Je vous le demande donc à nouveau, monsieur le ministre : quel est le fondement juridique de la préférence communautaire ? Quelle est sa solidité ? Pensez-vous que nous serons en mesure de défendre nos intérêts devant le juge dans des conditions satisfaisantes ? Comme Jean-Pierre Chevènement, je suis enclin à croire, à la lumière des débats qui ont eu lieu au Sénat, que notre argumentation juridique est faible ; mais peut-être disposez-vous d'éléments que nous ignorons et qui rendent ce fondement juridique plus solide.
En deuxième lieu, j'en viens à l'article 346 du Traité de fonctionnement de l'Union européenne. Cet article dérogatoire aux préconisations de l'Union européenne en matière de marchés publics, élaborées en 2004, permet de protéger des secteurs stratégiques, qui requièrent le secret ou dans lesquels sont menés des projets de recherche et développement trop importants pour ne pas être soustraits à la logique du marché. Or votre prédécesseur, monsieur le ministre, a dit aux sénateurs que, sur tous les sujets qui nous semblent les plus importants, nous pourrions faire prévaloir nos intérêts en nous fondant sur cet article 346.
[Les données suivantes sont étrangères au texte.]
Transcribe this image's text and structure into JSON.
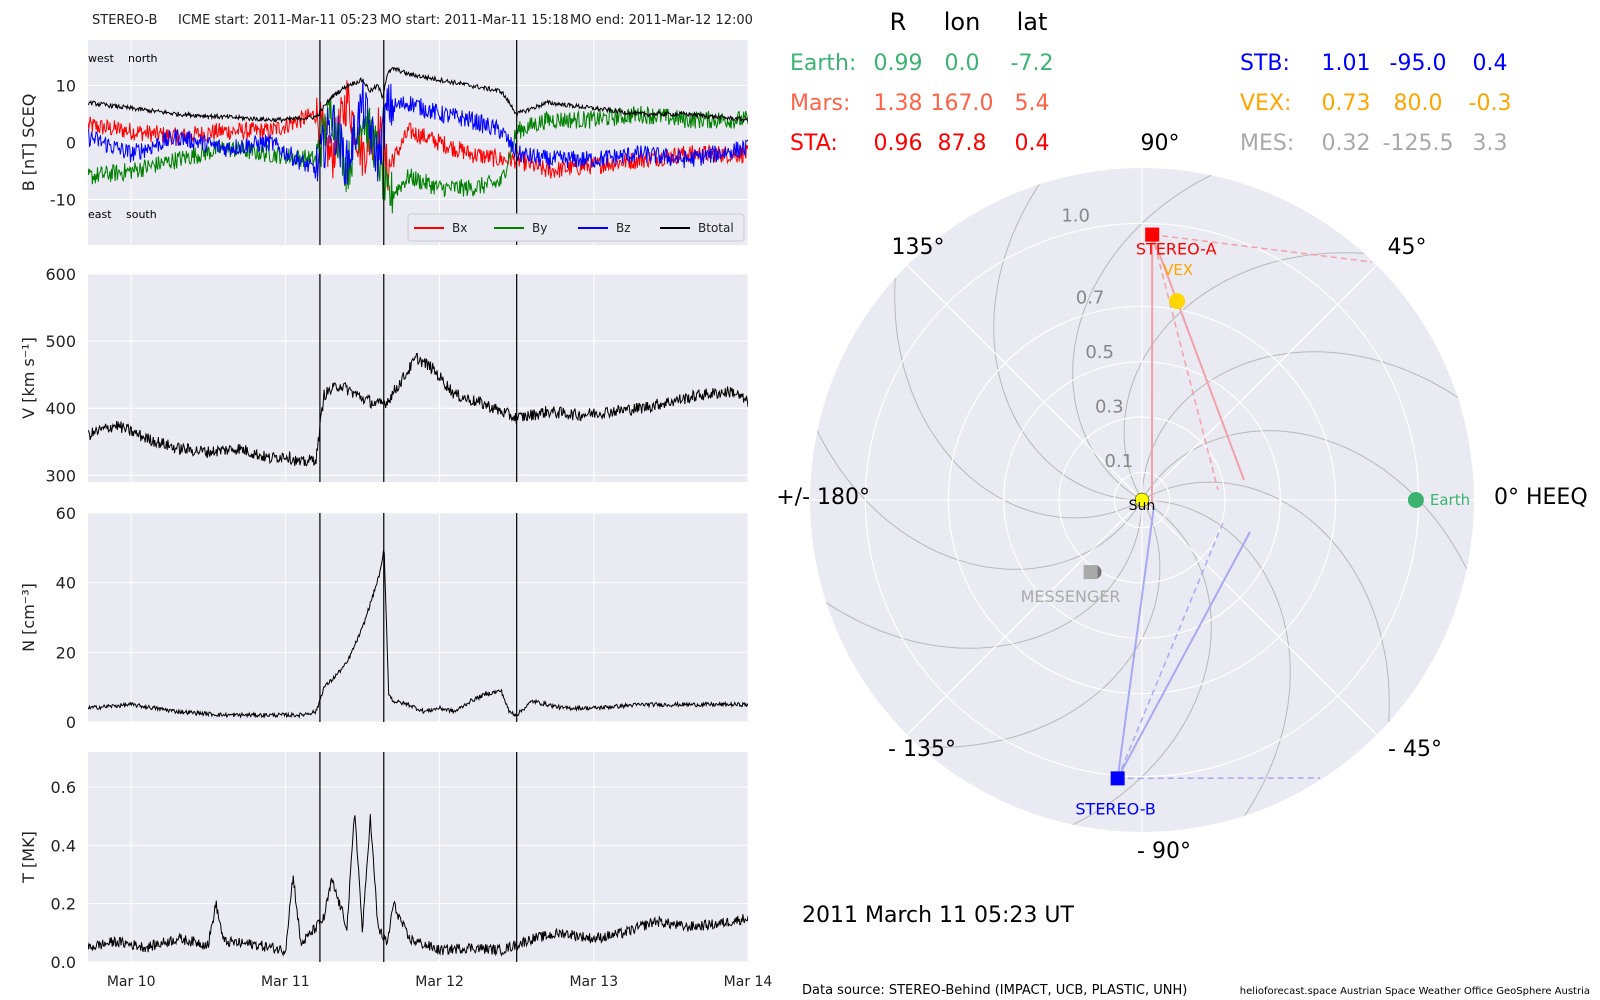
{
  "header": {
    "spacecraft": "STEREO-B",
    "icme_start": "ICME start: 2011-Mar-11 05:23",
    "mo_start": "MO start: 2011-Mar-11 15:18",
    "mo_end": "MO end: 2011-Mar-12 12:00"
  },
  "colors": {
    "panel_bg": "#eaeaf2",
    "bx": "#ff0000",
    "by": "#008000",
    "bz": "#0000ff",
    "btotal": "#000000",
    "earth": "#3cb371",
    "mars": "#ff6347",
    "sta": "#ff0000",
    "stb": "#0000ff",
    "vex": "#ffa500",
    "mes": "#a9a9a9",
    "sun": "#ffff00"
  },
  "chart_data": [
    {
      "type": "line",
      "panel": "B",
      "ylabel": "B [nT] SCEQ",
      "ylim": [
        -18,
        18
      ],
      "yticks": [
        -10,
        0,
        10
      ],
      "corner_labels": {
        "top_left_1": "west",
        "top_left_2": "north",
        "bottom_left_1": "east",
        "bottom_left_2": "south"
      },
      "legend": [
        "Bx",
        "By",
        "Bz",
        "Btotal"
      ],
      "legend_placement": "lower-right",
      "series": [
        {
          "name": "Btotal",
          "x": [
            9.72,
            10.0,
            10.3,
            10.6,
            10.9,
            11.0,
            11.2,
            11.3,
            11.4,
            11.5,
            11.55,
            11.6,
            11.63,
            11.66,
            11.7,
            11.8,
            12.0,
            12.2,
            12.4,
            12.5,
            12.7,
            13.0,
            13.3,
            13.6,
            13.99
          ],
          "y": [
            7,
            6,
            5,
            4.5,
            4,
            4,
            4.5,
            8,
            10,
            11,
            9,
            10,
            8,
            12,
            13,
            12,
            11,
            10,
            9,
            5,
            7,
            6,
            5,
            5,
            4
          ]
        },
        {
          "name": "Bx",
          "x": [
            9.72,
            10.0,
            10.3,
            10.6,
            10.9,
            11.2,
            11.3,
            11.4,
            11.5,
            11.6,
            11.66,
            11.8,
            12.0,
            12.2,
            12.4,
            12.5,
            12.7,
            13.0,
            13.3,
            13.6,
            13.99
          ],
          "y": [
            3,
            2,
            1,
            2,
            2,
            5,
            -3,
            8,
            -2,
            3,
            -5,
            2,
            0,
            -2,
            -3,
            -3,
            -5,
            -4,
            -3,
            -2,
            -2
          ]
        },
        {
          "name": "By",
          "x": [
            9.72,
            10.0,
            10.3,
            10.6,
            10.9,
            11.2,
            11.3,
            11.4,
            11.5,
            11.6,
            11.66,
            11.8,
            12.0,
            12.2,
            12.4,
            12.5,
            12.7,
            13.0,
            13.3,
            13.6,
            13.99
          ],
          "y": [
            -6,
            -5,
            -3,
            -1,
            -2,
            -3,
            6,
            -5,
            5,
            -2,
            -10,
            -6,
            -8,
            -8,
            -7,
            2,
            4,
            4,
            5,
            4,
            4
          ]
        },
        {
          "name": "Bz",
          "x": [
            9.72,
            10.0,
            10.3,
            10.6,
            10.9,
            11.2,
            11.3,
            11.4,
            11.5,
            11.6,
            11.66,
            11.8,
            12.0,
            12.2,
            12.4,
            12.5,
            12.7,
            13.0,
            13.3,
            13.6,
            13.99
          ],
          "y": [
            1,
            -2,
            1,
            -1,
            0,
            -5,
            4,
            -4,
            7,
            -3,
            6,
            7,
            5,
            4,
            2,
            -2,
            -3,
            -3,
            -2,
            -3,
            -1
          ]
        }
      ]
    },
    {
      "type": "line",
      "panel": "V",
      "ylabel": "V [km s⁻¹]",
      "ylim": [
        290,
        600
      ],
      "yticks": [
        300,
        400,
        500,
        600
      ],
      "series": [
        {
          "name": "V",
          "x": [
            9.72,
            9.9,
            10.1,
            10.3,
            10.5,
            10.7,
            10.9,
            11.0,
            11.1,
            11.2,
            11.25,
            11.35,
            11.5,
            11.6,
            11.66,
            11.75,
            11.85,
            11.95,
            12.1,
            12.3,
            12.5,
            12.7,
            12.9,
            13.1,
            13.3,
            13.5,
            13.7,
            13.9,
            13.99
          ],
          "y": [
            360,
            375,
            355,
            340,
            335,
            340,
            325,
            330,
            318,
            325,
            420,
            435,
            415,
            405,
            410,
            440,
            475,
            460,
            420,
            405,
            385,
            395,
            390,
            395,
            400,
            410,
            420,
            425,
            410
          ]
        }
      ]
    },
    {
      "type": "line",
      "panel": "N",
      "ylabel": "N [cm⁻³]",
      "ylim": [
        0,
        60
      ],
      "yticks": [
        0,
        20,
        40,
        60
      ],
      "series": [
        {
          "name": "N",
          "x": [
            9.72,
            10.0,
            10.3,
            10.6,
            10.9,
            11.1,
            11.2,
            11.25,
            11.3,
            11.4,
            11.5,
            11.58,
            11.62,
            11.64,
            11.67,
            11.7,
            11.8,
            11.9,
            12.0,
            12.1,
            12.2,
            12.3,
            12.4,
            12.45,
            12.5,
            12.6,
            12.8,
            13.0,
            13.3,
            13.6,
            13.99
          ],
          "y": [
            4,
            5,
            3,
            2,
            2,
            2,
            3,
            10,
            12,
            17,
            27,
            38,
            44,
            50,
            8,
            6,
            5,
            3,
            4,
            3,
            6,
            8,
            9,
            3,
            2,
            6,
            4,
            4,
            5,
            5,
            5
          ]
        }
      ]
    },
    {
      "type": "line",
      "panel": "T",
      "ylabel": "T [MK]",
      "ylim": [
        0,
        0.72
      ],
      "yticks": [
        0.0,
        0.2,
        0.4,
        0.6
      ],
      "series": [
        {
          "name": "T",
          "x": [
            9.72,
            9.9,
            10.1,
            10.3,
            10.5,
            10.55,
            10.6,
            10.8,
            11.0,
            11.05,
            11.1,
            11.25,
            11.3,
            11.4,
            11.45,
            11.5,
            11.55,
            11.6,
            11.66,
            11.7,
            11.8,
            12.0,
            12.2,
            12.4,
            12.5,
            12.6,
            12.8,
            13.0,
            13.2,
            13.4,
            13.6,
            13.8,
            13.99
          ],
          "y": [
            0.05,
            0.07,
            0.05,
            0.08,
            0.06,
            0.2,
            0.07,
            0.06,
            0.04,
            0.3,
            0.06,
            0.15,
            0.28,
            0.12,
            0.52,
            0.1,
            0.5,
            0.12,
            0.06,
            0.2,
            0.08,
            0.04,
            0.05,
            0.04,
            0.06,
            0.08,
            0.1,
            0.08,
            0.1,
            0.14,
            0.12,
            0.13,
            0.15
          ]
        }
      ]
    }
  ],
  "timeseries_axes": {
    "xlim": [
      9.72,
      14.0
    ],
    "xtick_values": [
      10,
      11,
      12,
      13,
      14
    ],
    "xtick_labels": [
      "Mar 10",
      "Mar 11",
      "Mar 12",
      "Mar 13",
      "Mar 14"
    ],
    "event_lines": [
      11.224,
      11.638,
      12.5
    ]
  },
  "table": {
    "headers": [
      "R",
      "lon",
      "lat"
    ],
    "rows_left": [
      {
        "name": "Earth:",
        "r": "0.99",
        "lon": "0.0",
        "lat": "-7.2",
        "color": "#3cb371"
      },
      {
        "name": "Mars:",
        "r": "1.38",
        "lon": "167.0",
        "lat": "5.4",
        "color": "#ff6347"
      },
      {
        "name": "STA:",
        "r": "0.96",
        "lon": "87.8",
        "lat": "0.4",
        "color": "#ff0000"
      }
    ],
    "rows_right": [
      {
        "name": "STB:",
        "r": "1.01",
        "lon": "-95.0",
        "lat": "0.4",
        "color": "#0000ff"
      },
      {
        "name": "VEX:",
        "r": "0.73",
        "lon": "80.0",
        "lat": "-0.3",
        "color": "#ffa500"
      },
      {
        "name": "MES:",
        "r": "0.32",
        "lon": "-125.5",
        "lat": "3.3",
        "color": "#a9a9a9"
      }
    ]
  },
  "polar": {
    "angle_labels": {
      "a90": "90°",
      "a45": "45°",
      "a0": "0° HEEQ",
      "am45": "- 45°",
      "am90": "- 90°",
      "am135": "- 135°",
      "a180": "+/- 180°",
      "a135": "135°"
    },
    "radial_ticks": [
      0.1,
      0.3,
      0.5,
      0.7,
      1.0
    ],
    "radial_labels": [
      "0.1",
      "0.3",
      "0.5",
      "0.7",
      "1.0"
    ],
    "rmax": 1.2,
    "bodies": [
      {
        "name": "Sun",
        "label": "Sun",
        "r": 0,
        "lon": 0,
        "color": "#ffff00"
      },
      {
        "name": "Earth",
        "label": "Earth",
        "r": 0.99,
        "lon": 0.0,
        "color": "#3cb371"
      },
      {
        "name": "STEREO-A",
        "label": "STEREO-A",
        "r": 0.96,
        "lon": 87.8,
        "color": "#ff0000"
      },
      {
        "name": "STEREO-B",
        "label": "STEREO-B",
        "r": 1.01,
        "lon": -95.0,
        "color": "#0000ff"
      },
      {
        "name": "VEX",
        "label": "VEX",
        "r": 0.73,
        "lon": 80.0,
        "color": "#ffd700"
      },
      {
        "name": "MESSENGER",
        "label": "MESSENGER",
        "r": 0.32,
        "lon": -125.5,
        "color": "#a9a9a9"
      }
    ],
    "date": "2011 March 11  05:23 UT"
  },
  "footer": {
    "source": "Data source: STEREO-Behind (IMPACT, UCB, PLASTIC, UNH)",
    "credits": "helioforecast.space   Austrian Space Weather Office   GeoSphere Austria"
  }
}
Toutefois, ces points font l'objet de deux questions préjudicielles devant la Cour de justice de l'Union européenne, qui est en train de définir très précisément, par la jurisprudence, le périmètre de l'article 346 ; et il y a relativement peu de chances que la Commission européenne continue de laisser la jurisprudence faire son oeuvre sans être tentée d'introduire dans une directive des préconisations plus précises.
Ces quelques incertitudes en droit ne sont rien d'autre que le résultat de l'absence de volonté politique de l'Union européenne de protéger véritablement son marché au moment où elle abat les frontières en son sein. Car, comme le disait M. Vandewalle, il y a une grande différence entre l'absence de volonté de l'Union d'instaurer la préférence communautaire et l'attitude de notre principal concurrent, les États-Unis : à l'heure où ceux-ci recourent au Buy American Act et aux proxy boards, qui définissent très précisément les conditions d'intervention des industriels venus vendre aux États-Unis, de production, d'emploi de cadres, nous sommes incapables d'inscrire la préférence communautaire dans nos directives, lui donnant ainsi une assise juridique très fragile. Face à tout cela, que faire ? N'y a-t-il pas d'autres textes en préparation ?
Tels sont les quelques points que je voulais évoquer, à propos d'un texte qui fait consensus, car il y est question de sujets essentiels : la construction de l'industrie de défense et le renforcement de notre base industrielle et technologique. Or, sur ces sujets hautement stratégiques, il est bon que nous cheminions de concert. (Applaudissements sur les bancs du groupe SRC.)